Electrical power systems protection
Teleprotection for power systems protection has been deployed by utility companies for many years. It’s purpose is to monitor the condition of the Electricity Grid, isolate faults, disconnecting faulty parts from the rest of the network and thereby prevent damage to critical parts of the power infrastructure.
Teleprotection is a physical interface between the telecommunications equipment and the electrical grid protection relays. When a fault occurs, the protection system switches on circuit breakers or reclosers to avoid a fault rippling through the network. Also, in the event of an outage, teleprotection helps restart power to a part of the grid.
Early teleprotection systems used voice-frequency signalling technologies. These were replaced by digital electrical Tele-Protection Signalling (TPS) equipment using 4 or 8 command channels encoded into a 64kbit/s standard digital data channel, in accordance with the ITU-T G.703 recommendations. This brought dependability and interoperability of systems, meaning that dedicated channels were no longer required as any standard digital transmission network could be used, separate from the power system.
This was later enhanced by the development of Tele-Protection Systems with Optical (TPSO) interfaces, which allowed the direct fibre connection between the teleprotection device and the primary multiplexer.
The IEEE C37.94 standard for TPSO interfaces
The IEEE C37.94 standard defines an optical fibre interface for use between teleprotection systems and digital multiplexer equipment, operating at a data rate of nx64kbit/s.
This allows the interconnection of different vendors teleprotection equipment with different vendors multiplexer equipment, without any restriction on the content of the nx64kbps data, using up to 2km of 50μm or 62.5μm multimode (or up to 20 km of 9μm single-mode) optical fibre.
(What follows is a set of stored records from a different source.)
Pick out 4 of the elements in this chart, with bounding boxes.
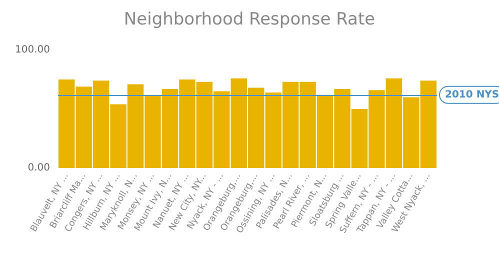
y-tick-label: 0.00 xyxy=(28,162,50,174)
y-tick-label: 100.00 xyxy=(15,44,50,56)
ref-line-label: 2010 NYS xyxy=(445,89,499,100)
chart-title: Neighborhood Response Rate xyxy=(124,10,376,30)
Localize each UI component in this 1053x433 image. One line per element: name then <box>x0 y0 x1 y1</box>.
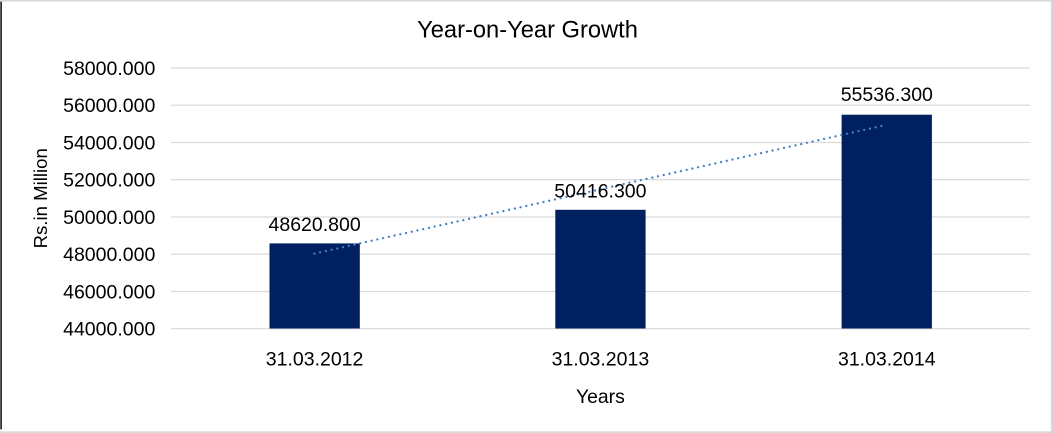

Critical Systems deployment
Teleprotection systems are typically installed in high-voltage transmission grids where distances are usually greater than in distribution grids and play a critical role in preventing instability in the grid and damage to expensive substation equipment.
Teleprotection systems monitor conditions on transmission lines and coordinate tripping of the transmission lines to quickly isolate faults.
A teleprotection system usually has two components: a protection relay, which executes the actual switching; and the teleprotection equipment itself, which is the interface to the mission-critical communications network.
To ensure that the power systems are properly protected, real-time exchange of status information messages and commands between teleprotection equipment must be reliably transferred with tightly-controlled latency over a deterministic mission-critical communications network, traditionally composed of TDM multiplexers and optical PDH or SDH equipment.
Nokia ‘Dynanet’ TPSO 24204
An example of a vendor’s multiplexer is the Nokia ‘Dynanet’ equipment family. This utilises the TPSO 24204 interface unit for connecting the teleprotection devices directly to the primary multiplexer. This provides four IEEE C37.94 standard interfaces, with nx64kbit/s optical data channels (where n is 1 to 12).
Because of the direct connection, there is no need for a separate converter to change the optical connection to electrical. This eliminates electrical interference and data corruption caused by disturbances from the high voltage power line.